Il Cresme- Centro Ricerche Economiche Sociali e di Mercato per l’Edilizia e il Territorio- ha effettuato un’indagine, realizzata per conto di Dexia Crediop, sul rischio sismico e idrogeologico per il patrimonio scolastico nazionale. I risultati sono preoccupanti a dir poco: sono 1.051 gli edifici scolastici e gli ospedali a rischio nella provincia di Salerno. Nello specifico: a rischio terremoto 889 plessi (il 76% del totale) tra scuole ed ospedali, mentre il pericolo idrogeologico riguarda 162 edifici.

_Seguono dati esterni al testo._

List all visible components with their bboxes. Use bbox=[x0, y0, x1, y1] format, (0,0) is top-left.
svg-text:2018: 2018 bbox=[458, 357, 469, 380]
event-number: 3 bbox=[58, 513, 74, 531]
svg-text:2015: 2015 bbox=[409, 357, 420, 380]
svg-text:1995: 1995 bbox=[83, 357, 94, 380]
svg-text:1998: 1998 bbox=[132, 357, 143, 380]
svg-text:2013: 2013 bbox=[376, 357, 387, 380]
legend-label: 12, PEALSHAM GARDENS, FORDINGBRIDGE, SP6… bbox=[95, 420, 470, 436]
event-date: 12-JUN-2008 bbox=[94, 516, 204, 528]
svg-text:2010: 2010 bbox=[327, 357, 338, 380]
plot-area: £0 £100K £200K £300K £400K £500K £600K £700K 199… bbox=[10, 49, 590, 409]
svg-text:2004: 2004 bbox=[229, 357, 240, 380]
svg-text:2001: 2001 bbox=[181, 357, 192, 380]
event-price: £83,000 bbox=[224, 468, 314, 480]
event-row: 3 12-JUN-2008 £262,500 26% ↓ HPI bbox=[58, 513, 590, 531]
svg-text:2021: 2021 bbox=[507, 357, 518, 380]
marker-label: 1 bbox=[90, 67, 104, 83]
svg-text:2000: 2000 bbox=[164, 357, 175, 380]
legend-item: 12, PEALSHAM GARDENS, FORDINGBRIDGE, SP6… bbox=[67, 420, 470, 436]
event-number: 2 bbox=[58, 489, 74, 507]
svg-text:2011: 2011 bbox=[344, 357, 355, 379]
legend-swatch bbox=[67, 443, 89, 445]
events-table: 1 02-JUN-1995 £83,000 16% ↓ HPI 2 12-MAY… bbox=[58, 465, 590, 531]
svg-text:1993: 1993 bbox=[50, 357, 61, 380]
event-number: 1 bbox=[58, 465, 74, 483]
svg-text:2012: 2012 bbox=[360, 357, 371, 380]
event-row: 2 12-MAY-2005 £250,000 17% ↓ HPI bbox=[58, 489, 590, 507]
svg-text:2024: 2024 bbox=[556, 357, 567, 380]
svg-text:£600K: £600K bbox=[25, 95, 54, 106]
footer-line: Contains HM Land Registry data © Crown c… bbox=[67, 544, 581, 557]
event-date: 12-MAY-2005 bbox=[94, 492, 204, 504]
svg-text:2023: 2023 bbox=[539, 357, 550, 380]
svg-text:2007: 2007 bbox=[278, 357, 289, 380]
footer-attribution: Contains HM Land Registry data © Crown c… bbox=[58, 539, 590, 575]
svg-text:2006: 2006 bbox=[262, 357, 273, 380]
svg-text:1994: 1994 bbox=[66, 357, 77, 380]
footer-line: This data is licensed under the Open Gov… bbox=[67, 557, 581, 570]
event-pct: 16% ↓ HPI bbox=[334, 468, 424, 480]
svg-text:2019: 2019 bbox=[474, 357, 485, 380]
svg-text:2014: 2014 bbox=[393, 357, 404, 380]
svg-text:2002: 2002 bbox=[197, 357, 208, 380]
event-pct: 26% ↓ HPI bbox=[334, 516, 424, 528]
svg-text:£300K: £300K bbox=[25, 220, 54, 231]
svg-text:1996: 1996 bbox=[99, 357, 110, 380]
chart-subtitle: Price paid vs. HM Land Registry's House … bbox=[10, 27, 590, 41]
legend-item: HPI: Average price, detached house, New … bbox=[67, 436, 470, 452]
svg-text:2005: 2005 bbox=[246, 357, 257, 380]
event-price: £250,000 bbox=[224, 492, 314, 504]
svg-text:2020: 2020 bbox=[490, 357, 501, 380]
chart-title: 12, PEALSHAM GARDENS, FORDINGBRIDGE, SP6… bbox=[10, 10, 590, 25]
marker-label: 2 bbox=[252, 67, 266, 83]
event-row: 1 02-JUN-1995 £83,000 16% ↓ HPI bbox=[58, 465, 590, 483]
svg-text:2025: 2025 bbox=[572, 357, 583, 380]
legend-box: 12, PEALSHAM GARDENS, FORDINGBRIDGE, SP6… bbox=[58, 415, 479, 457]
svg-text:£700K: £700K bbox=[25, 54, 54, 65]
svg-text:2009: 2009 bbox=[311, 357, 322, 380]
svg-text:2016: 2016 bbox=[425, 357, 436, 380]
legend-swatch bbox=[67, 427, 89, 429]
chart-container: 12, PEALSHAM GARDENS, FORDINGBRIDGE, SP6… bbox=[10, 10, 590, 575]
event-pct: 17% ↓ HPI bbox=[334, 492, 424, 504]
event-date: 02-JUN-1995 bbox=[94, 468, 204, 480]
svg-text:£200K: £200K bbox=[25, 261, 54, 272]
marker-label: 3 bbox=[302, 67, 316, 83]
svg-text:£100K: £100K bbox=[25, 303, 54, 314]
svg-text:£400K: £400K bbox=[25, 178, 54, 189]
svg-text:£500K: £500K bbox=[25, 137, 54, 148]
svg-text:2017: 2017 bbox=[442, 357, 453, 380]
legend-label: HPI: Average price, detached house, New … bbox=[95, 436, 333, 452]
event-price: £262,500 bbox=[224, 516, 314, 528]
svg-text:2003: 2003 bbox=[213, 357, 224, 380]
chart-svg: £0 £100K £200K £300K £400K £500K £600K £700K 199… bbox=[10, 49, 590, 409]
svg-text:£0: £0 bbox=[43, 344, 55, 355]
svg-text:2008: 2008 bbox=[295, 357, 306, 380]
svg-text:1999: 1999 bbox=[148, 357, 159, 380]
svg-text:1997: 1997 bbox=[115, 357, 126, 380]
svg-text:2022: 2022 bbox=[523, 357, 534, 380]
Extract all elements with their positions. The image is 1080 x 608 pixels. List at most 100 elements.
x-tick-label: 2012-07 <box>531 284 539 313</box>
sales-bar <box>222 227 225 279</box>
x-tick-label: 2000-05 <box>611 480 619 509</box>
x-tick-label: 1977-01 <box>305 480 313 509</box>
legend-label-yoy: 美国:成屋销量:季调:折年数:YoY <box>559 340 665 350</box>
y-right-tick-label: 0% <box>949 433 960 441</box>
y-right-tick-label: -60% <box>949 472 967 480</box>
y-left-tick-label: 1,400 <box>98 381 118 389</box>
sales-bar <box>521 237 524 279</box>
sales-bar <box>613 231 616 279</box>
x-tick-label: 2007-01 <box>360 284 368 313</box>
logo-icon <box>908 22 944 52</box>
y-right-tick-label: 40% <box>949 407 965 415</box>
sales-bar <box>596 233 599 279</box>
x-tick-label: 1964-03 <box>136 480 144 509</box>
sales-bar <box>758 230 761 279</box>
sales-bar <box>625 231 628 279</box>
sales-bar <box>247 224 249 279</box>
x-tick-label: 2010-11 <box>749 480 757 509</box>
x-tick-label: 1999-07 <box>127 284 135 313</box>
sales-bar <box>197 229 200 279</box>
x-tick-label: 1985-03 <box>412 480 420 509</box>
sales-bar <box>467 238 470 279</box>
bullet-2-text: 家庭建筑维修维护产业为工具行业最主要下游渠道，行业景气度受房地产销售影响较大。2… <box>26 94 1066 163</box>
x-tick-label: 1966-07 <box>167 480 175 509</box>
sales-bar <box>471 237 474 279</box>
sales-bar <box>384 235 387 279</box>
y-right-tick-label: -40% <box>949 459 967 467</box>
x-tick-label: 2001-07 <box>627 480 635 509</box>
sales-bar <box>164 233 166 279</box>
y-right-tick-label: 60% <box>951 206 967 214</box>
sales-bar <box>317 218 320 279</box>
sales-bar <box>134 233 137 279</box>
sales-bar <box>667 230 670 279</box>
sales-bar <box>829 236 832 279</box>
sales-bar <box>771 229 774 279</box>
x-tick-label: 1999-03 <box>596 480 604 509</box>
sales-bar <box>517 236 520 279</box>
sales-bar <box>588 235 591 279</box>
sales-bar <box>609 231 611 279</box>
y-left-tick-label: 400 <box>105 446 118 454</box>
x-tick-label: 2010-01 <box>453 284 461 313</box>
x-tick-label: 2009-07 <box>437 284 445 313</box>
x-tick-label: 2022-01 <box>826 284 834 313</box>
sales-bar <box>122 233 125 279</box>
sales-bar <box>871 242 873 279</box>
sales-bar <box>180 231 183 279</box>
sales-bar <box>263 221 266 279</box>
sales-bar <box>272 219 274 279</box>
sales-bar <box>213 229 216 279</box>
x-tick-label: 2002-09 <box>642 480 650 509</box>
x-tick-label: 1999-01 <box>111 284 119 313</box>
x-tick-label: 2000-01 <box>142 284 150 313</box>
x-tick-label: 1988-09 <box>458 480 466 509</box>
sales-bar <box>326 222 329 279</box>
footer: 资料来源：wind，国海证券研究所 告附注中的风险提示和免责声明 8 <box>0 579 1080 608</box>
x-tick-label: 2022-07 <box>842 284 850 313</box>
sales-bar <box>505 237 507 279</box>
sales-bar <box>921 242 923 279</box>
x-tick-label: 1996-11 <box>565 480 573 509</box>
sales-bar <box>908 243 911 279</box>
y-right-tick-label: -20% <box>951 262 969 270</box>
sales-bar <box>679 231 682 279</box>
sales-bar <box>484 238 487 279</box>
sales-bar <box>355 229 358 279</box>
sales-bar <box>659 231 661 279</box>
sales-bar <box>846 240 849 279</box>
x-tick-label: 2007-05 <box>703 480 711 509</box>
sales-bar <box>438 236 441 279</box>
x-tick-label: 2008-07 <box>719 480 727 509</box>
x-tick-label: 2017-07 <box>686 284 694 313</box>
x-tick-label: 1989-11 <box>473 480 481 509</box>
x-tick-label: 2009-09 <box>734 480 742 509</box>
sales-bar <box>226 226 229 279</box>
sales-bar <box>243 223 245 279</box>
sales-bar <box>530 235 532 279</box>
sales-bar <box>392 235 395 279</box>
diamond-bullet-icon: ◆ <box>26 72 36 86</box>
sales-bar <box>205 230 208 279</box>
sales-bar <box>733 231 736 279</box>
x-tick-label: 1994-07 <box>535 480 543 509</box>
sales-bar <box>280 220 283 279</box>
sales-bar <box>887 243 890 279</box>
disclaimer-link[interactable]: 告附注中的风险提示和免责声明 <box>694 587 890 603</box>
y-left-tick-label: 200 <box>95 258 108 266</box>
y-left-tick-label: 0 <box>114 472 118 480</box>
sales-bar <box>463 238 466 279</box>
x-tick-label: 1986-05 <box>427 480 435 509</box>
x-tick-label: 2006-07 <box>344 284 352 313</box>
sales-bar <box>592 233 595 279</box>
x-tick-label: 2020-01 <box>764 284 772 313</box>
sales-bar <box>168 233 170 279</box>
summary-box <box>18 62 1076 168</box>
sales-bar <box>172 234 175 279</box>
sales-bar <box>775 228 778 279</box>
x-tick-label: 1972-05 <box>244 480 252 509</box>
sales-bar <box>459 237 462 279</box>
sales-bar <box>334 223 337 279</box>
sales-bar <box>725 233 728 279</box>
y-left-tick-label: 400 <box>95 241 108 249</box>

L’indagine è stata svolta incrociando i dati della localizzazione delle scuole e delle strutture sanitarie con le mappe sismiche della protezione civile e quelle del rischio idrogeologico del Ministero dell’ambiente

Antonio Lombardi, presidente dell’Associazione costruttori edili di Salerno, ha dichiarato: "Negli ultimi anni la sicurezza nelle scuole è stato ritenuto un problema assolutamente secondario e irrilevante. È necessario ora attuare strategie concertate ed incisive per l’adeguamento strutturale degli edifici scolastici. Il Cipe (il comitato interministeriale per la programmazione economica) ha già approvato un programma specifico da 200 milioni di euro per la manutenzione degli edifici scolastici e il governo ha in esame un ulteriore provvedimento che dovrebbe avviare un vero e proprio piano nazionale antidissesto con risorse per circa 3 miliardi di euro. È importante che le amministrazioni locali attivino da subito un monitoraggio degli interventi da realizzare con assoluta urgenza, per poter poi procedere celermente all’attivazione delle procedure per fruire dei finanziamenti".